Guest blog: Author of forthcoming book on Michigan Basketball on the team's journey to the Final Four and awaiting the final chapter

By: Emily | Date: April 4, 2013
Guest blog: Author of forthcoming book on Michigan Basketball on the team's journey to the Final Four and awaiting the final chapter

Sports writer Mike Rosenbaum is the author of the forthcoming book Restoring the Tradition: Michigan Basketball's Journey from Cazzie Russell to Trey Burke, which will be published by the University of Michigan Press in Fall 2013.

On Jan. 17, 2009, Glen Rice, Rumeal Robinson, and most of their Michigan basketball teammates returned to Ann Arbor for a reunion. The group had won U-M’s first NCAA basketball championship 20 years earlier, in Seattle, to literally become “the champions of the west.” In their day Michigan was expected to compete for Big Ten and NCAA championships every year. But when they walked onto Crisler Arena’s floor 20 years later, Michigan had missed 10 straight NCAA fields, a dry spell that hadn’t occurred at U-M since the 1950s and ‘60s, before Cazzie Russell’s first team made a run to the Final Four in 1964. But few, if any, in the sellout crowd were thinking about a Final Four run in 2009, let alone another national title. Instead, U-M fans were simply hoping, praying, begging the basketball gods that this was the year the Wolverines would finally return to the NCAA tournament.

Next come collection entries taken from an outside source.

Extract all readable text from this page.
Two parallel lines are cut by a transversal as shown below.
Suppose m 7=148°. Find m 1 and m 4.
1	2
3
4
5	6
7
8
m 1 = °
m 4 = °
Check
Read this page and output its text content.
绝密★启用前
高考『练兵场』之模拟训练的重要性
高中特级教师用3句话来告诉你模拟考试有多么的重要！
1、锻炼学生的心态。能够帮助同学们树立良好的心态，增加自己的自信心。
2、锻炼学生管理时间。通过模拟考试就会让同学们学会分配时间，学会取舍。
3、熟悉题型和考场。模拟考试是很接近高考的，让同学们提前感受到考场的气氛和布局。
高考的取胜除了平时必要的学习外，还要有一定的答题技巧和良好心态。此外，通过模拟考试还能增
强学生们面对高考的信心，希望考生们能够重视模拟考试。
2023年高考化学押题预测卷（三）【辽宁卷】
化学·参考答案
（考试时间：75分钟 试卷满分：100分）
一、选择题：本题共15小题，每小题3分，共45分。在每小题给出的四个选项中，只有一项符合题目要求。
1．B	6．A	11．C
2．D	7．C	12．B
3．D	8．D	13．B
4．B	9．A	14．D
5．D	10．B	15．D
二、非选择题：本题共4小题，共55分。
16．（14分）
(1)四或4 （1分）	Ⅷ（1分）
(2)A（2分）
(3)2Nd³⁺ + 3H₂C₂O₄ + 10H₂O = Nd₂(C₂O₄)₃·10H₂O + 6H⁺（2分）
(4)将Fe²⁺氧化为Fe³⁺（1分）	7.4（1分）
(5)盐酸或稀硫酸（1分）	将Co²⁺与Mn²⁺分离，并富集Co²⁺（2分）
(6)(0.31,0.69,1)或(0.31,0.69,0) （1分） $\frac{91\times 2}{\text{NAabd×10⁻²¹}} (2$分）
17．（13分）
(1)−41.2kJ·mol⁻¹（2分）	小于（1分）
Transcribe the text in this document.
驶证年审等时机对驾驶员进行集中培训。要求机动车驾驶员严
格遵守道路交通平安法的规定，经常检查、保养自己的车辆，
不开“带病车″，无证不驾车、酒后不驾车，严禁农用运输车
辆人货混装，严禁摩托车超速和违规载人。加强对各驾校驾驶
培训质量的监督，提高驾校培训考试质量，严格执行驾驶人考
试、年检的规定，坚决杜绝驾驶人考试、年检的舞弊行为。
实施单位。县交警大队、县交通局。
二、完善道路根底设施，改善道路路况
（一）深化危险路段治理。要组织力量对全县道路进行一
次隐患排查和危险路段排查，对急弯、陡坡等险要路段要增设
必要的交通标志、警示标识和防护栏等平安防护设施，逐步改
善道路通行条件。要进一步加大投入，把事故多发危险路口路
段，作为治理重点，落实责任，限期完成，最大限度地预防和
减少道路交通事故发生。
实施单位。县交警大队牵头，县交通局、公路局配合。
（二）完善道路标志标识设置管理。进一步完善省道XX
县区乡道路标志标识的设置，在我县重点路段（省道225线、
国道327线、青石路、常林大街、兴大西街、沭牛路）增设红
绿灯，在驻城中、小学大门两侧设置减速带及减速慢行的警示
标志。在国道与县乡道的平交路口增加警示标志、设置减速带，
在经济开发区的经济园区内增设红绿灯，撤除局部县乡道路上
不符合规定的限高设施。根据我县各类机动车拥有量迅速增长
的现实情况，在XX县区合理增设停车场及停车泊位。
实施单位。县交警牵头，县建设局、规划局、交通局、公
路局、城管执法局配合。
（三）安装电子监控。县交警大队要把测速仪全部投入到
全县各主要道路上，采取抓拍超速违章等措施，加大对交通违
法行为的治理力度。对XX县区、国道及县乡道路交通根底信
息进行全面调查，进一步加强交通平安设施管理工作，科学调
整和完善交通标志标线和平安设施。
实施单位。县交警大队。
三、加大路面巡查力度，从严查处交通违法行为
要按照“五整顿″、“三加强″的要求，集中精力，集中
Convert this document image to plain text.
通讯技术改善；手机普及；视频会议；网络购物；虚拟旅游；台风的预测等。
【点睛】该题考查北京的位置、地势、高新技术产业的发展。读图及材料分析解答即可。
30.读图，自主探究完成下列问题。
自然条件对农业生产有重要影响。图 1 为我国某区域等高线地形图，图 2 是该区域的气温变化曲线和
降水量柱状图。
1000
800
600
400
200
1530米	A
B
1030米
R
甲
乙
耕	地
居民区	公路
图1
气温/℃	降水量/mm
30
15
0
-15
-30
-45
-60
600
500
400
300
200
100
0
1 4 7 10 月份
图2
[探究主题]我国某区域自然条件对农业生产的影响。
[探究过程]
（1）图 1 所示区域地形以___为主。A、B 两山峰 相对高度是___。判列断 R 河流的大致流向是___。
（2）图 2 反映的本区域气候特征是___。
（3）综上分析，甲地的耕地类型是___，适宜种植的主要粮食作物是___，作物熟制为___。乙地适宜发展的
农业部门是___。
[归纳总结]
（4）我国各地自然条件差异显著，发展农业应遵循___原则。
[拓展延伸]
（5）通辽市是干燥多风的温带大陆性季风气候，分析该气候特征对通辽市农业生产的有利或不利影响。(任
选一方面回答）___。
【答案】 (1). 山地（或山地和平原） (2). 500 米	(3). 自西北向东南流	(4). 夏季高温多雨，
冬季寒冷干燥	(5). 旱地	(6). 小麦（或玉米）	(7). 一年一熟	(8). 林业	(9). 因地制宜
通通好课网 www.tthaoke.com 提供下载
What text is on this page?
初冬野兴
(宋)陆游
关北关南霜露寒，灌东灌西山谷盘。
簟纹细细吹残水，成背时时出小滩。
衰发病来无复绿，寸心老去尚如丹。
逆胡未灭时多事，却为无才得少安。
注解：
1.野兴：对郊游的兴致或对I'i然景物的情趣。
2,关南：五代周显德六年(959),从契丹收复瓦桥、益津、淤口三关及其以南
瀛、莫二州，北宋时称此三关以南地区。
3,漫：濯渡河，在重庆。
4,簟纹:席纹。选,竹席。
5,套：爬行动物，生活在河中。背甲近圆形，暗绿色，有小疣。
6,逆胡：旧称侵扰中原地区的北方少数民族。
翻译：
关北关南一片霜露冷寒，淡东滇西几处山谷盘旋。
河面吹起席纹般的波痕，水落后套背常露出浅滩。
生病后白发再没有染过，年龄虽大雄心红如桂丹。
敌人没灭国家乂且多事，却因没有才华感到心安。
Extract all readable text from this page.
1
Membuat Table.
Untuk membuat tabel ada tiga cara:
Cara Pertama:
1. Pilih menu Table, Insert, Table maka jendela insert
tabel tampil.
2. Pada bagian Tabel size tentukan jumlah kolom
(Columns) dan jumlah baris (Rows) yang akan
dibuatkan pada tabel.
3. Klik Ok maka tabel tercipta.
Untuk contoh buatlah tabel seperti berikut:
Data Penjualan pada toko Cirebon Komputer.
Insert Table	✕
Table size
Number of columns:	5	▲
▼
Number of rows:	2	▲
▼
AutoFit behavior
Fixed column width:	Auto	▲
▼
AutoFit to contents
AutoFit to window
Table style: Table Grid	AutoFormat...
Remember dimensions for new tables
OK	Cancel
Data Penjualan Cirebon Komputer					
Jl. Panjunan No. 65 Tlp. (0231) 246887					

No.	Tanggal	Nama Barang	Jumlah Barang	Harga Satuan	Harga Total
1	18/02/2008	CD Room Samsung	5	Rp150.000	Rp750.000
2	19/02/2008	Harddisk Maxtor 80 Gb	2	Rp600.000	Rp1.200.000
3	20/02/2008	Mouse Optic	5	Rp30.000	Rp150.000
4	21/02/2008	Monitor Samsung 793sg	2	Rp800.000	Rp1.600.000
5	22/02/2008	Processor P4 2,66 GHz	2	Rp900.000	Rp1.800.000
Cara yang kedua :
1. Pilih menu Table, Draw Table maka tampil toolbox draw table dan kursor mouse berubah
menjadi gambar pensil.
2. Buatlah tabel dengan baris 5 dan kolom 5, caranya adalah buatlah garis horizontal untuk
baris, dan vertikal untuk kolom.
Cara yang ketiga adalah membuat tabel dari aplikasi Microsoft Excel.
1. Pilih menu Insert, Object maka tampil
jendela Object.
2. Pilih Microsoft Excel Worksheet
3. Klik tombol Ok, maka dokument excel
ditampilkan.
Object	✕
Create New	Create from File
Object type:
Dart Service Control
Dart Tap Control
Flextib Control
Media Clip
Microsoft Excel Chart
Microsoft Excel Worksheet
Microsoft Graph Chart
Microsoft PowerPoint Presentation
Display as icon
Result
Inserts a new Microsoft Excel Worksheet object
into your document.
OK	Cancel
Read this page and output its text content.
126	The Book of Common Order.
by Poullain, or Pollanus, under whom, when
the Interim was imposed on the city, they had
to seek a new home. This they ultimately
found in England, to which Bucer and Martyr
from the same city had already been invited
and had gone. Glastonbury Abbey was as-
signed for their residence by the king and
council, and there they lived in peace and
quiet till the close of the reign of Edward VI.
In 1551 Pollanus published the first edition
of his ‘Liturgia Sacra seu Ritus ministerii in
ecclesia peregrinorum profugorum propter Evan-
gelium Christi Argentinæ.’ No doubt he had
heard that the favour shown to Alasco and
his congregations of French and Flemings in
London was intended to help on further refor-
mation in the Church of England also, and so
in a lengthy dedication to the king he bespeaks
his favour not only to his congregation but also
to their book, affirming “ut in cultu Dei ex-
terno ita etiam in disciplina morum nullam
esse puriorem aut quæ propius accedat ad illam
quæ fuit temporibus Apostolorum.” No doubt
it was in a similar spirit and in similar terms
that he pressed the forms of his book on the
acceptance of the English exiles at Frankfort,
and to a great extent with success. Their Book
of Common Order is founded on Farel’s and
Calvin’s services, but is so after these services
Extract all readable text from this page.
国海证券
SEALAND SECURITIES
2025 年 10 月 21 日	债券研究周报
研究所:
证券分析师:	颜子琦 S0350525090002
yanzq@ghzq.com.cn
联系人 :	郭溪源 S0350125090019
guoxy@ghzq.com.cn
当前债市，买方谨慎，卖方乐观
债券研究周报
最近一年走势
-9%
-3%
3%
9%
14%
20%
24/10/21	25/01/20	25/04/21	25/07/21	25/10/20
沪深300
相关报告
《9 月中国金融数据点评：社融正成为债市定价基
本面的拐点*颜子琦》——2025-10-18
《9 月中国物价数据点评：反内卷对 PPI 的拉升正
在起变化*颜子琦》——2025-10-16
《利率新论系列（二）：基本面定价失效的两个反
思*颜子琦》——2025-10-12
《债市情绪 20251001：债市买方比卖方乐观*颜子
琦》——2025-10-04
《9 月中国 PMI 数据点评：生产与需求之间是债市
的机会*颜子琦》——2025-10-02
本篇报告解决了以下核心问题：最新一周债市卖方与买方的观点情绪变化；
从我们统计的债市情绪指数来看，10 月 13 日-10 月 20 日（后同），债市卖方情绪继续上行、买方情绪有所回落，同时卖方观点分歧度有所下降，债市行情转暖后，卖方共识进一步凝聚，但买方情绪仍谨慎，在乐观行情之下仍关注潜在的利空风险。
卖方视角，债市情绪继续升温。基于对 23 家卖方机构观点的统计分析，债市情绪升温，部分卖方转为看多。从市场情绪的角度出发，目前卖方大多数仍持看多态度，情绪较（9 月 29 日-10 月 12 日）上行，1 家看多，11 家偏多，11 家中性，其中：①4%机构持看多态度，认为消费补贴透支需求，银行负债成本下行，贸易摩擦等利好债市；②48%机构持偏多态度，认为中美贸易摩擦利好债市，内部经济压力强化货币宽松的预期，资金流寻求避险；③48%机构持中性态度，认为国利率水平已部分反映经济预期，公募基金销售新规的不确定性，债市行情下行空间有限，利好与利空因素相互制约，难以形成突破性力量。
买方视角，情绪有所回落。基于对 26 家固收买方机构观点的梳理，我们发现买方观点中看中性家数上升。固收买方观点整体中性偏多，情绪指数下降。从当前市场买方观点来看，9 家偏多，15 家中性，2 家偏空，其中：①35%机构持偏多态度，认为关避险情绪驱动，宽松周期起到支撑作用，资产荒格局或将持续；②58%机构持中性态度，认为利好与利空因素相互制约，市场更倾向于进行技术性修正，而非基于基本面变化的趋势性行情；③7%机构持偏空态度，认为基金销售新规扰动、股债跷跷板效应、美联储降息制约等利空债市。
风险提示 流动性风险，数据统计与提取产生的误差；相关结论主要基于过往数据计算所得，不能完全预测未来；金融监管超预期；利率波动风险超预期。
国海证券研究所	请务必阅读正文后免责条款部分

Michigan fans got their wish in 2009. Second-year coach John Beilein, sharp-shooting freshmen Zack Novak and Stu Douglass and the rest of the squad made the tournament as a 10th seed, and even won an NCAA game. There’ve been a few bumps in the road since, but Michigan’s program has basically advanced upward in the past four years, tying for the Big Ten title in 2012 and now reaching the Final Four for the first time since 1993, when the Fab Five were sophomores.

You can divide this basketball season into three sections. U-M began the year by winning 20 of its first 21 games and climbing to No. 1 in the national polls. The program’s best-ever start was thrilling, but the young team, with five true freshmen all playing key minutes, had no chance to learn the lessons that sometimes only losing can teach. Lesson time, Big Ten style, then began, as Michigan split its next 12 games and entered the NCAA tournament as a fourth seed.

With a chance to catch its collective breath before meeting South Dakota State in the NCAA opener, the lessons forged in defeat seemed to sink in. Four victories later, the Wolverines hope to fulfill the team’s pre-season goal – which they boldly speak aloud at the end of every practice – of becoming the national champion.

Michigan’s four-year rise following the 1989 reunion has coincided with my own four-year project, writing a book chronicling U-M’s basketball history from 1960 to the present. The book, Restoring the Tradition: Michigan Basketball’s Journey from Cazzie Russell to Trey Burke, will be published this year and will include this season, so it’s been interesting to watch the project’s final chapter being written before my eyes.

Despite its talent, this team’s most appealing characteristic may be its cohesiveness. Veterans Matt Vogrich and Jordan Morgan lost playing time to freshmen with no visible resentment. Players such as Josh Bartelstein and Corey Person, with no hope of seeing significant minutes, are among the team’s key leaders. The spotlight will shine on Burke and his fellow starters when the Wolverines tip off against Syracuse this Saturday. But if Michigan prevails and earns a national title, all 15 players on the roster will contribute in some way, on or off the court.